- Logo
- Metro Manila and Calabarzon Philippines

Information
- Type: Private
- Established: 2013
- Grades: 7–12
- Affiliations: iPeople, Inc.
- Website: www.apecschools.edu.ph

= APEC Schools =

Chain of private high schools in the Philippines

APEC Schools is a chain of private high schools based in the Philippines. APEC Schools currently has branches across Metro Manila and Calabarzon regions.

==History==
APEC Schools was established in 2013 through a partnership between Ayala Corporation and Pearson's Affordable Learning Fund.
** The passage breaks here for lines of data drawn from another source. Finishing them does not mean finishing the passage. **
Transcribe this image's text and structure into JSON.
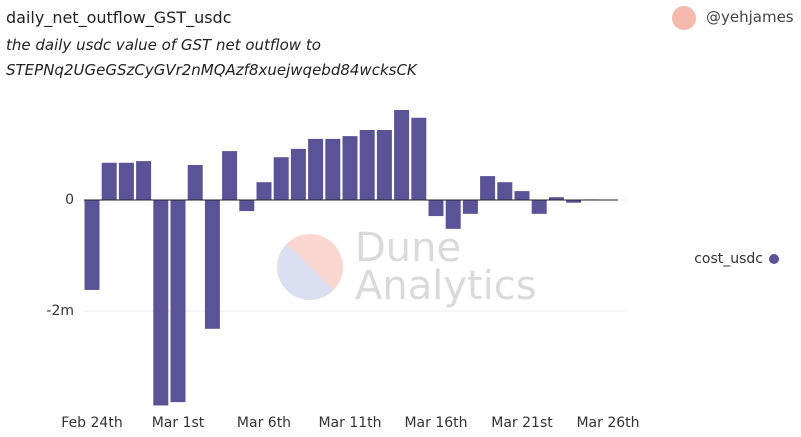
{
  "header": {
    "title": "daily_net_outflow_GST_usdc",
    "subtitle_lines": [
      "the daily usdc value of GST net outflow to",
      "STEPNq2UGeGSzCyGVr2nMQAzf8xuejwqebd84wcksCK"
    ],
    "author": "@yehjames"
  },
  "watermark": [
    "Dune",
    "Analytics"
  ],
  "chart_data": {
    "type": "bar",
    "categories": [
      "Feb 24th",
      null,
      null,
      null,
      null,
      "Mar 1st",
      null,
      null,
      null,
      null,
      "Mar 6th",
      null,
      null,
      null,
      null,
      "Mar 11th",
      null,
      null,
      null,
      null,
      "Mar 16th",
      null,
      null,
      null,
      null,
      "Mar 21st",
      null,
      null,
      null,
      null,
      "Mar 26th"
    ],
    "series": [
      {
        "name": "cost_usdc",
        "color": "#5b5397",
        "values": [
          -1620000,
          670000,
          670000,
          700000,
          -3700000,
          -3640000,
          630000,
          -2320000,
          880000,
          -200000,
          320000,
          770000,
          920000,
          1100000,
          1100000,
          1150000,
          1260000,
          1260000,
          1620000,
          1480000,
          -290000,
          -520000,
          -250000,
          430000,
          320000,
          160000,
          -250000,
          50000,
          -50000,
          10000,
          0
        ]
      }
    ],
    "ylim": [
      -3800000,
      1800000
    ],
    "yticks": [
      {
        "value": -2000000,
        "label": "-2m"
      },
      0
    ],
    "grid": true
  }
}
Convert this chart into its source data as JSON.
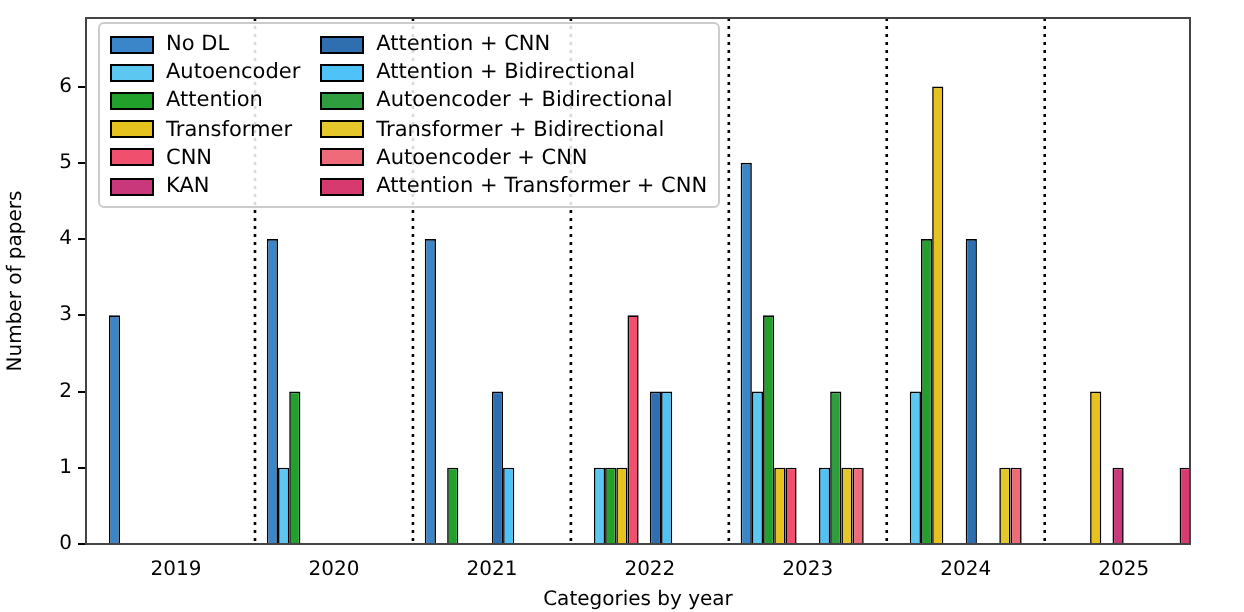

APEC Schools are managed under the Affordable Private Education Center (APEC) Inc., a joint venture between the two entities. The first APEC Schools branch was opened within the Emilio Aguinaldo College campus in Manila in July 2013. APEC Schools are touted as a low-cost option for secondary education by its proponents.

The Ayala Corporation and House of Investments of the Yuchengco Group had a merger of their education operations in 2019 with Yuchengco Group's iPeople Inc. being the surviving entity. APEC Schools is among the several schools which became under iPeople.

In 2023, the merger of APEC Schools' operating entity APEC Inc. with the National Teachers College was approved. The merger was implemented the following year.